Il massacro di bambini nel Parco giochi Gulshan-e Iqbal di
Lahore, opera dei talebani del ceppo Tehreek, Jamaat-ul-Ahrar (un tempo
scissionisti ora forse riconciliati, comunque deobandi che spingono per
un’aperta guerra religiosa) offre una sponda stragista all’aperto
conflitto che nella stessa giornata di domenica ha visto scontri feroci
nella zona proibita della capitale pakistana. Lì si sono riunite fra le
dieci e le ventimila persone, hanno incendiato la stazione metro di
Rawalpindi, chiedendo al Parlamento l’applicazione della shari’a.
contropiano.org di
Enrico Campofreda
Domenica si concludeva il periodo di lutto dall’esecuzione di Mumtaz
Qadri, avvenuta per impiccagione il 29 febbraio scorso. E’ bene
conoscere quest’episodio per comprendere il clima che vive il
popolatissimo Paese (circa 200 milioni di abitanti, erano 60 milioni nel
1970), vera mina vagante del grande Medio Oriente, dotato per giunta
dell’atomica. Qadri era un agente di polizia entrato nei reparti
speciali e finito fra le guardie del corpo che preservano, o tentano di
farlo, la vita di personalità in vista, impegnate sulla scena politica.
Lui doveva proteggere Salmaan Teseer, governatore del turbolento Punjab.
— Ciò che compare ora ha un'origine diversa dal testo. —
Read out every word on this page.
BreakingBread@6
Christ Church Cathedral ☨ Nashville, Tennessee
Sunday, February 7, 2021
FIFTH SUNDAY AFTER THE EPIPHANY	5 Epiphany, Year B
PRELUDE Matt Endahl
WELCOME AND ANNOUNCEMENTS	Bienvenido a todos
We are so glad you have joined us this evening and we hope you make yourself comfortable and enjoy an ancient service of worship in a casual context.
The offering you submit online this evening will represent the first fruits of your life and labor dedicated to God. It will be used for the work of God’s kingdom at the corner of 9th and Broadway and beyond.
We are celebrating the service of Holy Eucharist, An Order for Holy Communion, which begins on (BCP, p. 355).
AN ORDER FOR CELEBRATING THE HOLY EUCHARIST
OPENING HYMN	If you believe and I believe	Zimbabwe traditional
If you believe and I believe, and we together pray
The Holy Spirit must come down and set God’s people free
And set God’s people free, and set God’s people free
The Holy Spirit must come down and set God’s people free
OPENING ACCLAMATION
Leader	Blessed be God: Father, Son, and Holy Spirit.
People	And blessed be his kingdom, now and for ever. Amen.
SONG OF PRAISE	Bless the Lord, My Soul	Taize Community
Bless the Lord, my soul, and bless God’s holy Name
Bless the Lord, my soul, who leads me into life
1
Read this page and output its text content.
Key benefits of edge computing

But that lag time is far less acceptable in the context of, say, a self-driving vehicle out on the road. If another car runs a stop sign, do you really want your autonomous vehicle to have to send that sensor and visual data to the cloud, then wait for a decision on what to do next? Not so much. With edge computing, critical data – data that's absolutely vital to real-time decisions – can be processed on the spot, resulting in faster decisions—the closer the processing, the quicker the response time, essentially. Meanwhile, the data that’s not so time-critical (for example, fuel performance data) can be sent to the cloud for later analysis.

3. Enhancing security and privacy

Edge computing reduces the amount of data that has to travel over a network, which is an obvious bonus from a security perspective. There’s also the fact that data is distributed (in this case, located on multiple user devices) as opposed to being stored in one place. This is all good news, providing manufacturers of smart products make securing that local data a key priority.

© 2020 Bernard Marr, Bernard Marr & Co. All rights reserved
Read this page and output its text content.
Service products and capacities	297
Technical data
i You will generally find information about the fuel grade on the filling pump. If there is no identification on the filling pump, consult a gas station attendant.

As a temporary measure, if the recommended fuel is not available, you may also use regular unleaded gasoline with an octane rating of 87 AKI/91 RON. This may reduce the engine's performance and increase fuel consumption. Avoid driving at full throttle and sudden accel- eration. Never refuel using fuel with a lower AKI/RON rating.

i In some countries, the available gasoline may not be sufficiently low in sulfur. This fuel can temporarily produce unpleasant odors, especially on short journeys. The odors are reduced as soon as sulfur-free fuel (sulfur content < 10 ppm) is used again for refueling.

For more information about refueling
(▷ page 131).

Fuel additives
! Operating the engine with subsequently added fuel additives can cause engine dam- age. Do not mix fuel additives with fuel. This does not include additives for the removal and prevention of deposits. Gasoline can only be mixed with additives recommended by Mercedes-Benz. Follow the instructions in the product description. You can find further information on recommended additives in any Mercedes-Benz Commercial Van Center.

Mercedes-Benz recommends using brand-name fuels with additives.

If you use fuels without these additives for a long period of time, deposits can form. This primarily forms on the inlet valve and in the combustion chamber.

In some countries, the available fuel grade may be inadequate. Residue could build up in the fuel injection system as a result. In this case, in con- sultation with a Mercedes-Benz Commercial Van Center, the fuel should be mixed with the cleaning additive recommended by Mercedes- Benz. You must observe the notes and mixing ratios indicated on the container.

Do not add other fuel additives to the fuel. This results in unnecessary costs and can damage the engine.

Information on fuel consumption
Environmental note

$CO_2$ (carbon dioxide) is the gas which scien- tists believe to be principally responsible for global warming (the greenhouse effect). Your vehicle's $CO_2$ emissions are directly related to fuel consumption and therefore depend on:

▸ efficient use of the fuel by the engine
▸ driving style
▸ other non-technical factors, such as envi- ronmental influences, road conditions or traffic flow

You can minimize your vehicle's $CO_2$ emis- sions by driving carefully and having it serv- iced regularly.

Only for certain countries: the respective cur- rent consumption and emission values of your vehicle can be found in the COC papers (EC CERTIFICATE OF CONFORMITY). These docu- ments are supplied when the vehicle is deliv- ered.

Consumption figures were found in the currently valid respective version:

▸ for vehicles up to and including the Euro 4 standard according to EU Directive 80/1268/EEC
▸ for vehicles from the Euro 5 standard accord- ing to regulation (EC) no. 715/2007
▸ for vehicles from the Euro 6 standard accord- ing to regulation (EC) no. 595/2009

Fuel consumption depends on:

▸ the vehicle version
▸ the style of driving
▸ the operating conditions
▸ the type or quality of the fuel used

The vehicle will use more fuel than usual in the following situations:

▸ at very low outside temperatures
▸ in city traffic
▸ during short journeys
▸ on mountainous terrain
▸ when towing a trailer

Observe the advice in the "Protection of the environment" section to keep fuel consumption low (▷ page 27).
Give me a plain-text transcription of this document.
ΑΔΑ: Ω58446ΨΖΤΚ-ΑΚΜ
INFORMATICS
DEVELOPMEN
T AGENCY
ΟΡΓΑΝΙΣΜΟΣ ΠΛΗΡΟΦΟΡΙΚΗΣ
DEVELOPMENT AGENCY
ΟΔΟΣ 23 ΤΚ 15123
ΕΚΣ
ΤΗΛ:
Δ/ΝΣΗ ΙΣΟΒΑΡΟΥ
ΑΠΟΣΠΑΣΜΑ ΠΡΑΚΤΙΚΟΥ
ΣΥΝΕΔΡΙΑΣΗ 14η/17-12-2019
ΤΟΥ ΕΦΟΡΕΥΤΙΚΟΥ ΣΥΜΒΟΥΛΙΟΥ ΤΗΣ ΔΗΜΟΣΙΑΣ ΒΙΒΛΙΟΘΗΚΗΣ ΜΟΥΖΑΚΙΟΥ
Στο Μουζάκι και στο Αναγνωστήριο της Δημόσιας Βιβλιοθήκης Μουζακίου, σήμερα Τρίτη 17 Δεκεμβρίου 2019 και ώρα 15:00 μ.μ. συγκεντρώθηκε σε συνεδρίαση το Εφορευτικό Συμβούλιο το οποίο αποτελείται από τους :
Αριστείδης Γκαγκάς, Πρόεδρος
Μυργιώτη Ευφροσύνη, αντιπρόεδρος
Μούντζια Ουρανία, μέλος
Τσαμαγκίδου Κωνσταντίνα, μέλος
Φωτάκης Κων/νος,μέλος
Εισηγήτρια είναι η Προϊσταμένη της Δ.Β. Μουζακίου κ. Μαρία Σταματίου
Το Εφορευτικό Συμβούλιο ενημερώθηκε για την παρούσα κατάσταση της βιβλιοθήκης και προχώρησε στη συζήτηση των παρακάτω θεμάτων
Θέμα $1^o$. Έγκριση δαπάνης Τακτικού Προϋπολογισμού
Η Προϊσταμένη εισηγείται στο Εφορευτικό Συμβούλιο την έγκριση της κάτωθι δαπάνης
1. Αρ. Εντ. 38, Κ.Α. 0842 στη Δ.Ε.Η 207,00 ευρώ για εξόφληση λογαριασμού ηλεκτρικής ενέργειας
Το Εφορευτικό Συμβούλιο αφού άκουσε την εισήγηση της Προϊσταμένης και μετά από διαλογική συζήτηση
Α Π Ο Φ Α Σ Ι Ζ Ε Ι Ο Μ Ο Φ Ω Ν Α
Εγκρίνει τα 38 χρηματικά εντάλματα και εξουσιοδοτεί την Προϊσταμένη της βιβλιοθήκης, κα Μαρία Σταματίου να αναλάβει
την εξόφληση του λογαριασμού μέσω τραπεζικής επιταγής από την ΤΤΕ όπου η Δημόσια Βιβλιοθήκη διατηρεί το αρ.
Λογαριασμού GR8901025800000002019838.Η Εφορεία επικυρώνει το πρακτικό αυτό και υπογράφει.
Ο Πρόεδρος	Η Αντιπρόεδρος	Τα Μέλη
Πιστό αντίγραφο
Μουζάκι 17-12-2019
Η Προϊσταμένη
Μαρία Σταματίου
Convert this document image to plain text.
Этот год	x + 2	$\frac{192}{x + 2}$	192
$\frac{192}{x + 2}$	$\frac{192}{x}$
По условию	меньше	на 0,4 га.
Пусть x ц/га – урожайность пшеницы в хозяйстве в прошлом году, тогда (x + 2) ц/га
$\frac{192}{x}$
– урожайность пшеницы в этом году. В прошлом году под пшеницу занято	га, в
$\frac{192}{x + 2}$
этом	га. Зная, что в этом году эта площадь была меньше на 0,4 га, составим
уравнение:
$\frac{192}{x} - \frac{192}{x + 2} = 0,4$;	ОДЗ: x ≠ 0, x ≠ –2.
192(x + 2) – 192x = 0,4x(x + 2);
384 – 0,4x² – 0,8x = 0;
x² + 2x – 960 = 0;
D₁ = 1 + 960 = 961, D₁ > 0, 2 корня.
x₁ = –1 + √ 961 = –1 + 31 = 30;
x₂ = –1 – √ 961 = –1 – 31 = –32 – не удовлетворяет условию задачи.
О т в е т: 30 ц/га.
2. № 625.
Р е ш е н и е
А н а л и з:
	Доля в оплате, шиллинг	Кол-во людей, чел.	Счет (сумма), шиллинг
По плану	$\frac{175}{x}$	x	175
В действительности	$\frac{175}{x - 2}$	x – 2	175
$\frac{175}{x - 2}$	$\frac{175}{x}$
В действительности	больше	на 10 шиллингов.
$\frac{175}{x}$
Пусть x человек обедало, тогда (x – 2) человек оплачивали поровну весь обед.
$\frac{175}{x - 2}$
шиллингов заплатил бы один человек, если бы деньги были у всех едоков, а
Quest’ultimo aveva preso pubblica posizione a favore d’una donna
cristiana, Asia Bibi, condannata per blasfemia, e s’era speso contro una
legge considerata estrema e faziosa.
Sulla
vicenda di Asia sviluppatasi fra il 2009, quando lei aveva dibattuto
pubblicamente con donne islamiche, e il 2010, quando una corte sentenziò
la sua condanna a morte, s’erano mosse alte sfere politiche. C’erano
state raccolte di firme, petizioni per la sospensione della sentenza
capitale, appelli del papa Benedetto XVI. Erano anche seguite le
esecuzioni per attentato del ministro cristiano Shahbaz Bhatti e del
citato governatore del Punjab, quest’ultimo per mano della guardia del
corpo Qadri che nel 2011 gli scaricò addosso 28 colpi della machine pistol d’ordinanza.
Durante i funerali del
poliziotto-assassino, colpito dal verdetto capitale a Rawalpindi, s’è
radunata una folla di centomila persone che chiedevano vendetta contro
le minoranze cristiane, considerate causa d’una destabilizzazione
socio-confessionale. ‘I’m Qadri’ gridava la massa dei
manifestanti che esaltava la propria contrapposizione a un governo
accusato di svilire le norme islamiche per “proteggere oltremodo i
cristiani”. In interviste riprese anche dalla tv nazionale, semplici
cittadini sostenevano che “l’Islam è una religione di armonia e pace, ma
non ammette d’essere insultata da infedeli e calpestata da una Corte”. E
un giorno via l’altro quest’astio, che monta da anni, è cresciuto.